Is there some definitive documentation about this?

(Maybe I should look at what OpenWatcom produces and what FreeDOS and DOSBox use.)

Solution

  • This answer is based on observing the .exe output of OpenWatcom (owcc -bdos -mcmodel=s) for the example image_size values in the question, and the .exe files in FreeDOS 1.2.

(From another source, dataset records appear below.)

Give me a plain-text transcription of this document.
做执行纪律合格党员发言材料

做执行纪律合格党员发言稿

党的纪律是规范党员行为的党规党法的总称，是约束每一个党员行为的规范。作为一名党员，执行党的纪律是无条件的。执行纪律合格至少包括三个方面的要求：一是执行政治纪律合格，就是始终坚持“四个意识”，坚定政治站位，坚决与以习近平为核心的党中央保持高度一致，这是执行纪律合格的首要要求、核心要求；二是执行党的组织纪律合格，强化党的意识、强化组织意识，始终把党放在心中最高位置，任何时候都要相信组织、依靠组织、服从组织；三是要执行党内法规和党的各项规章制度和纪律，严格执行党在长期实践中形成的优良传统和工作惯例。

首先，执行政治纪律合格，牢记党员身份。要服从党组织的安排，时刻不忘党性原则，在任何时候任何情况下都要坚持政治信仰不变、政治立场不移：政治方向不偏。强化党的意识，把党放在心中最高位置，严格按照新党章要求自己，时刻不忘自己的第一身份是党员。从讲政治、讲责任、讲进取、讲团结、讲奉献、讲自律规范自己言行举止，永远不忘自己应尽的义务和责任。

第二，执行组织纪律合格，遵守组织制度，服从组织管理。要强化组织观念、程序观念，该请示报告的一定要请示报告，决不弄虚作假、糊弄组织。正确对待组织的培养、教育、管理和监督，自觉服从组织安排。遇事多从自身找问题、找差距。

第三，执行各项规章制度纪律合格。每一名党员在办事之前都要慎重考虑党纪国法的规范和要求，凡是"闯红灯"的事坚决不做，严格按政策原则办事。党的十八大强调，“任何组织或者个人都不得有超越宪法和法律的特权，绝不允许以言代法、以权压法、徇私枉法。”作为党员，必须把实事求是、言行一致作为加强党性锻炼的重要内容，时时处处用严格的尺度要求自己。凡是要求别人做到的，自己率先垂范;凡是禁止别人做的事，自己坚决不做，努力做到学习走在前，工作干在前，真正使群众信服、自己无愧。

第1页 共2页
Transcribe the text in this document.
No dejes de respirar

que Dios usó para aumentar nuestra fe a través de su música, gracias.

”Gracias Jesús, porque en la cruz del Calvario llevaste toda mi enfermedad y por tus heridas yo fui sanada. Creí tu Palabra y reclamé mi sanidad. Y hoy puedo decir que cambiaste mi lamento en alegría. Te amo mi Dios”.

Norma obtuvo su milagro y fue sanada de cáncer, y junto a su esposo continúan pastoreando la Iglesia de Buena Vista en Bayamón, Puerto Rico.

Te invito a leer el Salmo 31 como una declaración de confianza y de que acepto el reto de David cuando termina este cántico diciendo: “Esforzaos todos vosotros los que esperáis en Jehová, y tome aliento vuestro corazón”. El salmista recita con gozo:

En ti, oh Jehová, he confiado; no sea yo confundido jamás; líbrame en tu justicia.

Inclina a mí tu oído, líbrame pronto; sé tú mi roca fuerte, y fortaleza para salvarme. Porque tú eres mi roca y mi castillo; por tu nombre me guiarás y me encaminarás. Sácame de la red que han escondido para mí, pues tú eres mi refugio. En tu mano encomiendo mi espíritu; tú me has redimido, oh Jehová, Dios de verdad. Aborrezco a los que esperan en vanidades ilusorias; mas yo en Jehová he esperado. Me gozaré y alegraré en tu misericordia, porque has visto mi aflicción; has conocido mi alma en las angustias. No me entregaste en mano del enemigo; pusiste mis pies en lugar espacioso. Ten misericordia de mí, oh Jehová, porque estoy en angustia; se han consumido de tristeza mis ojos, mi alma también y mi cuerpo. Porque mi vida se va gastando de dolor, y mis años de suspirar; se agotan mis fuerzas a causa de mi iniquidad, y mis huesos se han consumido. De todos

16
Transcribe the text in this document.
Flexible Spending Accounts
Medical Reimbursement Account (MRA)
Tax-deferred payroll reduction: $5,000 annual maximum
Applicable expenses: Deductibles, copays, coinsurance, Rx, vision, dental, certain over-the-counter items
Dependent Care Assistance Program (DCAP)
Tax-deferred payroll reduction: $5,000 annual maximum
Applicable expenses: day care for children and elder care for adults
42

    • image_size is typically the size of the .exe file (e.g. for .exe files in FreeDOS 1.2), but it can be smaller (e.g. there is some extra data at the end of the file which won't be loaded to memory by DOS; or if the image is the DOS extender stub, and the 32-bit executable part is right at offset image_size).
    • image_size includes the .exe header, relocation entries, program code and program (initialized) data. It excludes uninitialized data (.bss).
    • min_extra_paragraphs (uint16 at offset 10) is the size of uninitialized data (.bss, and usually includes the stack) divided by 16, rounded up.
    • bytes_in_last_block (uint16 at offset 2) is (as generated by OpenWatcom) image_size modulo 512. Instead of the value 0, the value 512 can also be used.
    • blocks_in_file (uint16 at offset 4) is image_size divided by 512, rounded up.
    • Correct permissive formula for image_size used by stubit.c in WDOSX: image_size = -(-bytes_in_last_block & 511) + blocks_in_file * 512.
    • The exeflat tool in the FreeDOS kernel (source line) uses the following formula: image_size = ((bytes_in_last_block ? bytes_in_last_block : 512) - 512) + blocks_in_file * 512. This is equivalent to to the formula above for 0 <= bytes_in_last_block <= 512. Larger values of bytes_in_last_block are invalid, and should be reported as an error.
    • image_size <= blocks_in_file * 512.
    • The FreeDOS kernel (source line) ignores bytes_in_last_block, and loads (blocks_in_file * 32) - header_paragraphs bytes, which is equivalent to using image_size <= blocks_in_file * 512.

    Examples:

    • If image_size is 2046 bytes, this is correct: f2=bytes_in_last_block=510, f4=blocks_in_file=4.
    • If image_size is 2048 bytes, this is correct (generated by OpenWatcom): f2=bytes_in_last_block=0, f4=blocks_in_file=4, and this is also correct: f2=bytes_in_last_block=512, f4=blocks_in_file=4.